The details of the research was published in Nature journal written by Max Shulaker and other doctoral students in electrical engineering. The research was led by Stanford professors Subhasish Mitra and H.-S. Philip Wong.

"People have been talking about a new era of carbon nanotube electronics moving beyond silicon," said Mitra, an electrical engineer and computer scientist. "But there have been few demonstrations of complete digital systems using this exciting technology. Here is the proof."

"It's not just about the CNT computer. It's about a change in directions that shows you can build something real using nanotechnologies that move beyond silicon and its cousins.", adds Mitra.

"CNTs are long chains of carbon atoms that are extremely efficient at conducting and controlling electricity. They are so thin – thousands of CNTs could fit side by side in a human hair – that it takes very little energy to switch them off", according to Wong, a co-author of the paper.

"CNTs could take us at least an order of magnitude in performance beyond where you can project silicon could take us," Wong said.

Researchers have pointed out two important achievements in building a carbon nano tubes based computer. They are:

1. They could burn up the faulty carbon nano tubes ( the faulty carbon nano tubes are those which behaves like metals instead of semiconductor) by sending high electrical current.

2. In a perfect carbon nano tube -based device, all carbon nano tubes are supposed to be in one geometrical position/direction. The researchers created a powerful algorithm that maps out a circuit layout that is guaranteed to work no matter whether or where CNTs might be askew.

"This 'imperfections-immune design' [technique] makes this discovery truly exemplary," said Sankar Basu, a program director at the National Science Foundation.

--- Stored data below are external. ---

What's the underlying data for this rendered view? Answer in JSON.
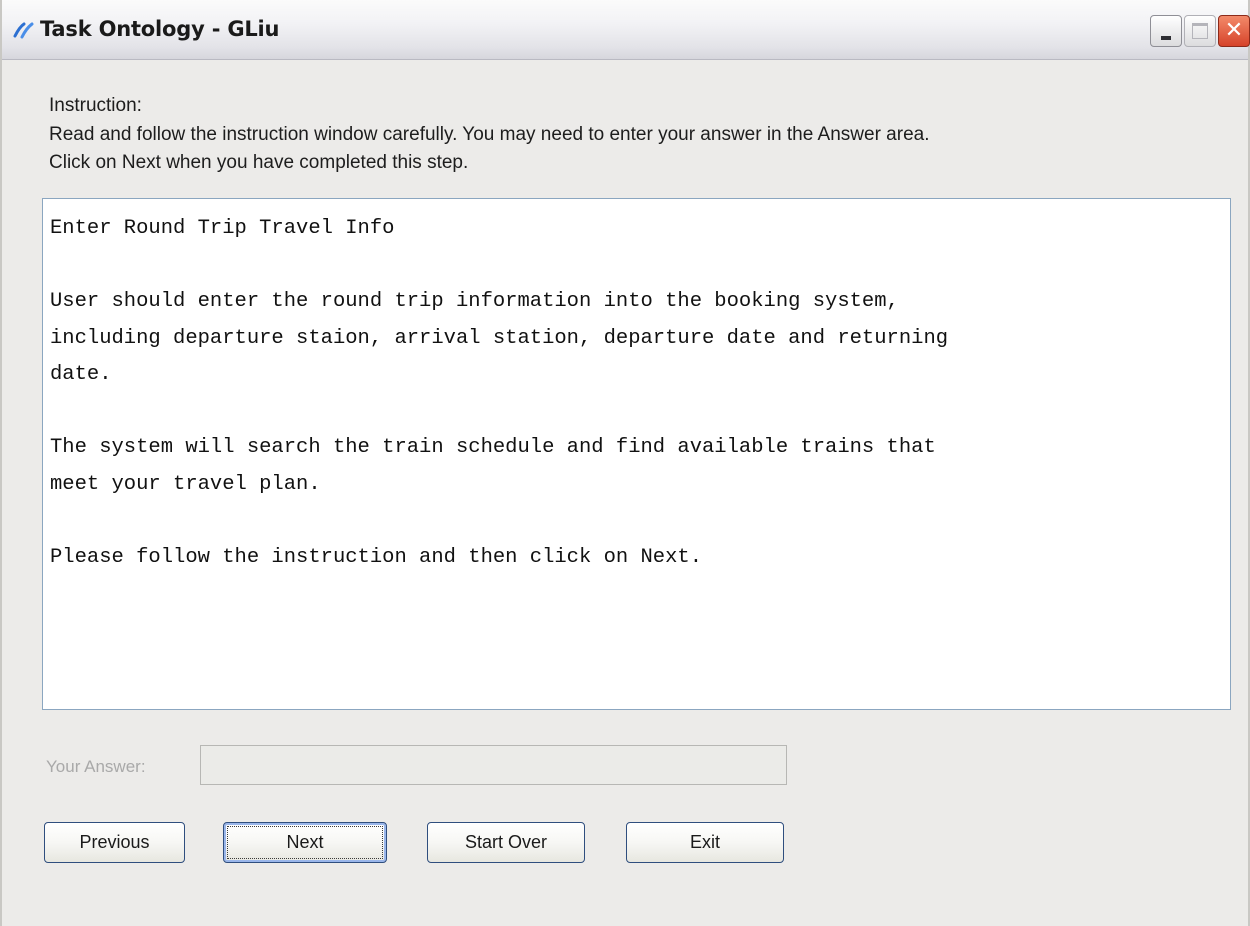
{
  "window": {
    "title": "Task Ontology - GLiu",
    "controls": {
      "minimize_icon": "minimize-icon",
      "maximize_icon": "maximize-icon",
      "close_icon": "close-icon",
      "close_glyph": "✕"
    }
  },
  "instruction": {
    "heading": "Instruction:",
    "line1": "Read and follow the instruction window carefully. You may need to enter your answer in the Answer area.",
    "line2": "Click on Next when you have completed this step."
  },
  "task_text": "Enter Round Trip Travel Info\n\nUser should enter the round trip information into the booking system,\nincluding departure staion, arrival station, departure date and returning\ndate.\n\nThe system will search the train schedule and find available trains that\nmeet your travel plan.\n\nPlease follow the instruction and then click on Next.",
  "answer": {
    "label": "Your Answer:",
    "value": "",
    "enabled": false
  },
  "buttons": {
    "previous": "Previous",
    "next": "Next",
    "start_over": "Start Over",
    "exit": "Exit"
  },
  "colors": {
    "window_bg": "#ecebe9",
    "panel_border": "#8ba6c0",
    "button_border": "#2f4e7e",
    "close_button": "#d6432a",
    "disabled_text": "#a9a9a9"
  }
}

The Stanford team assemble a basic computer with 178 transistors using university's chip-making facilities. Their CNT computer performed tasks such as counting and number sorting. It runs a basic operating system that allows it to swap between these processes. In a demonstration of its potential, the researchers also showed that the CNT computer could run MIPS, a commercial instruction set developed in the early 1980s by then Stanford engineering professor and now university President John Hennessy.

If you look at the first silicon IC built by Jack Kilby and Robert Noyce, and compare that to this carbon nano tube computer, there is more confidence in saying that this innovation can power a new wave of semiconductor fabrication, which can produce even smaller, faster, efficient chips using simpler process.

The important keywords for the next generation semiconductor fabrication are self-assembly, and the semiconductor materials such as carbon nano tubes supporting self-assembly process. So both material and process becoming important. A $5 billion costing chip fab which needs the sophistication of a spaceship is highly uneconomical way of building nano devices. Nature surely offers a better way/process to build nano devices, which we human beings can research and use that process for building chips.

There are less semiconductor equipments available to fabricate chips out of Graphene and CNT. Aixtron is one of the company which has announced systems for fabricating carbon material based chips. Aixtron's BM deposition system can deposit both graphene and CNT materials with precisely controlled critical surface dimensions. The BM system features automatic process control, easy recipe editing, an integrated process camera and remote operation via TCP/IP networking. University of Massachusetts has selected BM deposition system for core research into carbon nano tubes and graphene.